Dal 1955 al 1959 prese parte, inoltre, a diverse realizzazioni televisive sia di spettacoli presentati in teatro (per esempio, Arlecchino servitore di due padroni), sia di testi prodotti in esclusiva per la RAI (fra gli altri, Gli interessi creati di Jacinto Benavente per la regia di Guglielmo Morandi).
Nel dicembre 1959, si allontanò nuovamente dal Piccolo per lavorare con la compagnia diretta dal regista Franco Enriquez con il quale fu dapprima Falena in Pene d’amor perdute di Shakespeare, poi, nel dicembre 1960, il protagonista de Il rinoceronte di Ionesco in cui, secondo Lazzari, «offrì di sé una nuova dimensione drammatica, al di fuori della sua celebre maschera » (A. Lazzari, Scompare con M. M. un Arlecchino indimenticabile, in L’Unità, 19 gennaio 1961).
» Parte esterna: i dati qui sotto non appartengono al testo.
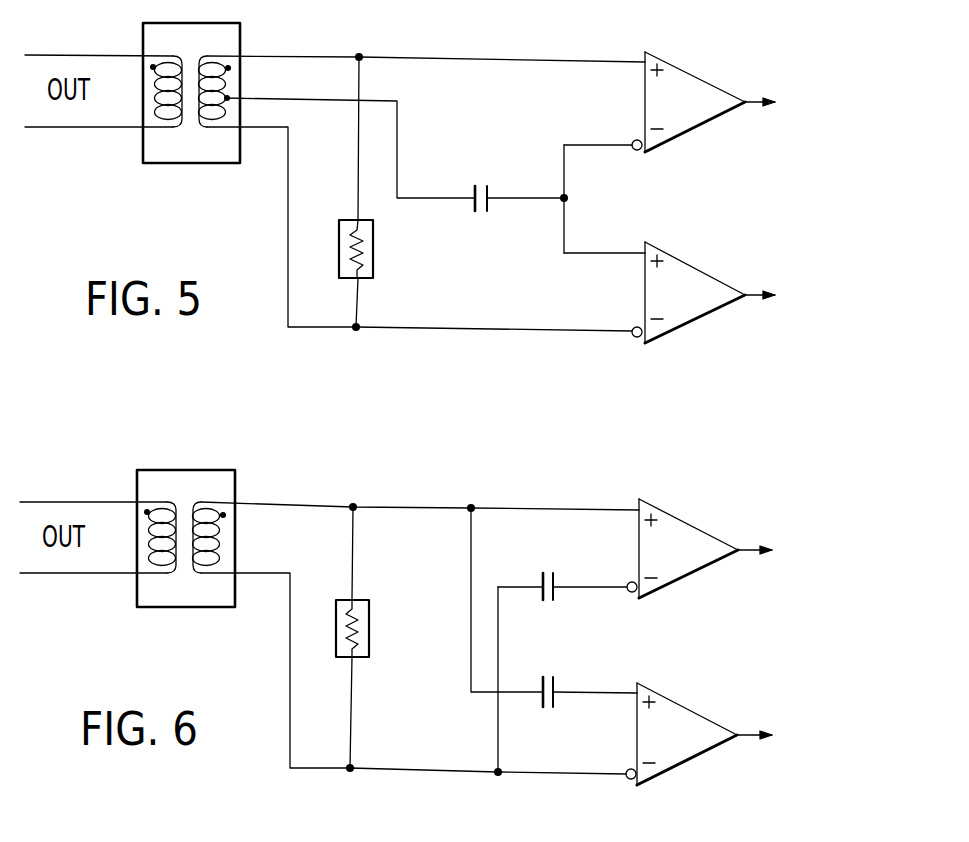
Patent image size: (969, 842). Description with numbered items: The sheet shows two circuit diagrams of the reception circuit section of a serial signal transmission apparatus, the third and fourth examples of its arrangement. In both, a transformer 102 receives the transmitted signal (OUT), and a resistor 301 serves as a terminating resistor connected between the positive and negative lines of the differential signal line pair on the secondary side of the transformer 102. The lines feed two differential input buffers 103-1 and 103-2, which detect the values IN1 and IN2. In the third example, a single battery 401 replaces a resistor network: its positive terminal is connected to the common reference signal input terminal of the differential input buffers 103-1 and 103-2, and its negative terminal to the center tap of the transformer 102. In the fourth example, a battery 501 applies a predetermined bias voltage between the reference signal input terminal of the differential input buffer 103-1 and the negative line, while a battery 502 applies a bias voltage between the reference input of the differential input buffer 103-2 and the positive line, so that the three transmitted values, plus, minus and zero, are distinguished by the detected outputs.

In FIG. 5, the transformer 102 is at (155, 163).
In FIG. 6, the transformer 102 is at (147, 607).
In FIG. 5, the resistor 301 is at (373, 255).
In FIG. 6, the resistor 301 is at (369, 623).
In FIG. 5, the battery 401 is at (480, 185).
In FIG. 5, the differential input buffer 103-1 is at (710, 48).
In FIG. 6, the differential input buffer 103-1 is at (705, 497).
In FIG. 5, the differential input buffer 103-2 is at (710, 238).
In FIG. 6, the differential input buffer 103-2 is at (703, 682).
In FIG. 6, the battery 501 is at (548, 568).
In FIG. 6, the battery 502 is at (549, 708).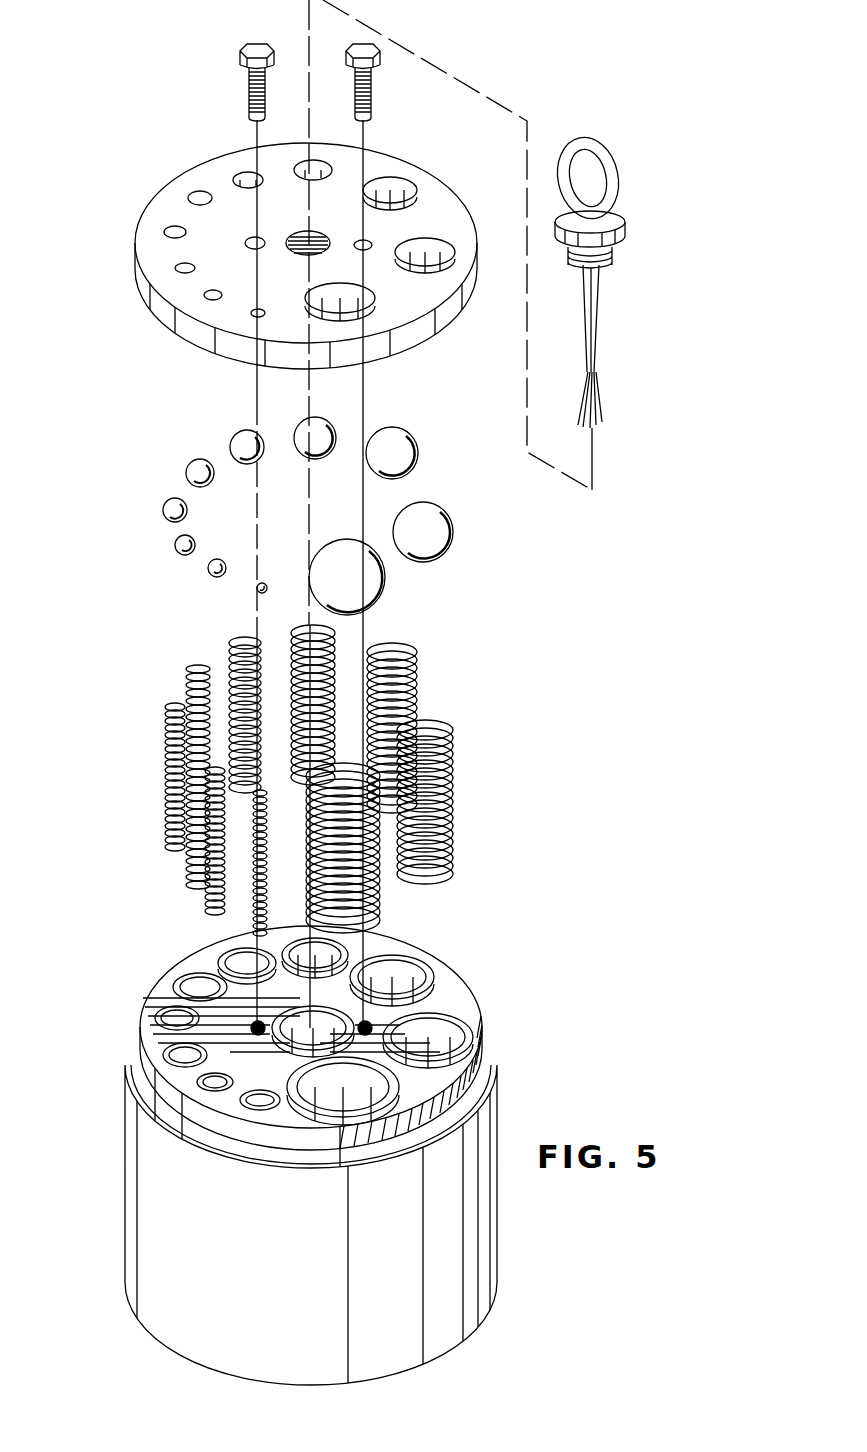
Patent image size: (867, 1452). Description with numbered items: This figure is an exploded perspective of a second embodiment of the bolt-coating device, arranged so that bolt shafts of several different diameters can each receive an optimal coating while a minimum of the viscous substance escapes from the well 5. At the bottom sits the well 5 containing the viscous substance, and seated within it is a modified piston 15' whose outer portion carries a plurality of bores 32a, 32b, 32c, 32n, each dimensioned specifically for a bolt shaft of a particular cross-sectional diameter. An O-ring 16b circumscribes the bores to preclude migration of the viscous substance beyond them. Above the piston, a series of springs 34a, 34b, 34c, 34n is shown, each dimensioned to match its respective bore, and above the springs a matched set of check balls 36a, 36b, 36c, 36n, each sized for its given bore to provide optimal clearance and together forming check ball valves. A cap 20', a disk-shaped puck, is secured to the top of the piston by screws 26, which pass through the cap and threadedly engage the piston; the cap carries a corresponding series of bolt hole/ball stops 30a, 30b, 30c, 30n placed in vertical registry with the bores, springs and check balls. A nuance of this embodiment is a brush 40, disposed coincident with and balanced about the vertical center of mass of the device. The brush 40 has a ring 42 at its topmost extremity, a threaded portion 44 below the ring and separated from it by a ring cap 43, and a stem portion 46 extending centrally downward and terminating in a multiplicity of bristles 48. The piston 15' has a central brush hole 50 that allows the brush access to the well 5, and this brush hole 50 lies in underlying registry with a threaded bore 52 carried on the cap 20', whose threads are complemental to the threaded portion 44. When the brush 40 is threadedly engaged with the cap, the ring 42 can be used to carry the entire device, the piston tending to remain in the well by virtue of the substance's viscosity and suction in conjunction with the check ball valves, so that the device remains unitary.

The well 5 is at (472, 1242).
The piston 15' is at (467, 1076).
The O-ring 16b is at (300, 935).
The cap 20' is at (253, 256).
The screws 26 is at (253, 46).
The bolt hole/ball stop 30a is at (362, 283).
The bolt hole/ball stop 30b is at (430, 252).
The bolt hole/ball stop 30c is at (404, 193).
The bolt hole/ball stop 30n is at (252, 312).
The bore 32a is at (400, 1095).
The bore 32b is at (470, 1025).
The bore 32c is at (352, 950).
The bore 32n is at (250, 1101).
The spring 34a is at (380, 905).
The spring 34b is at (453, 832).
The spring 34c is at (418, 663).
The spring 34n is at (254, 930).
The check ball 36a is at (378, 590).
The check ball 36b is at (445, 528).
The check ball 36c is at (398, 442).
The check ball 36n is at (256, 589).
The brush 40 is at (623, 204).
The ring 42 is at (586, 142).
The ring cap 43 is at (622, 237).
The threaded portion 44 is at (612, 262).
The stem portion 46 is at (598, 333).
The bristles 48 is at (600, 401).
The brush hole 50 is at (493, 1080).
The threaded bore 52 is at (303, 232).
Durante questa ultima interpretazione, Moretti ebbe alcuni problemi di salute che lo obbligarono a sospendere la tournée e a fare ritorno a Roma.
Morì il 18 gennaio 1961 a seguito di un collasso cardiaco.
Fonti e Bibl.: Cartella M. M. conservata presso l’Archivio storico del Piccolo Teatro di Milano. Oltre ai lavori citati, si vedano: E. Pozzi, Paolo Grassi, Quarant’anni di palcoscenico, Milano 1977; T. Viziano, Silvio d’Amico & Co. 1943-1955. Allievi e maestri dell’Accademia d’arte drammatica di Roma, Roma 2005; Teatro - Gli autori, Le opere, Gli interpreti, Novara 1992, s.v.; R. Rebora, M. M. ultimo Arlecchino, in Sipario, 1961, n. 178, p. 2; R. De Monticelli, Marcello Moretti ovvero la sorte di essere Arlecchino in Id., L’attore, a cura di O. Bertani, Milano 1988, pp. 347-349; Id., Le mille notti del critico. Trentacinque anni di teatro vissuti e raccontati da uno spettatore di professione, a cura di G. De Monticelli - R. Arcelloni - L. Galli Martinelli, I, Roma 1996, passim; P. Grassi, Lettere 1942-1980, a cura di G. Vergani, Milano 2004, pp. 29, 41, 55, 102; S. d’Amico, Cronache 1914-1955, a cura di A. d’Amico - L. Vito, V, Palermo 2005, passim; P. Bosisio, Il teatro di Goldoni sulle scene italiane del Novecento, Milano 1993; V. Gallo, Nota sulla fortuna, in C. Goldoni, Il servitore di due padroni, a cura di V. Gallo, introduzione di S. Ferrone, Venezia 2011, pp. 326-335; si veda inoltre: Enc. dello spettacolo, II, Roma 1954, sub voce.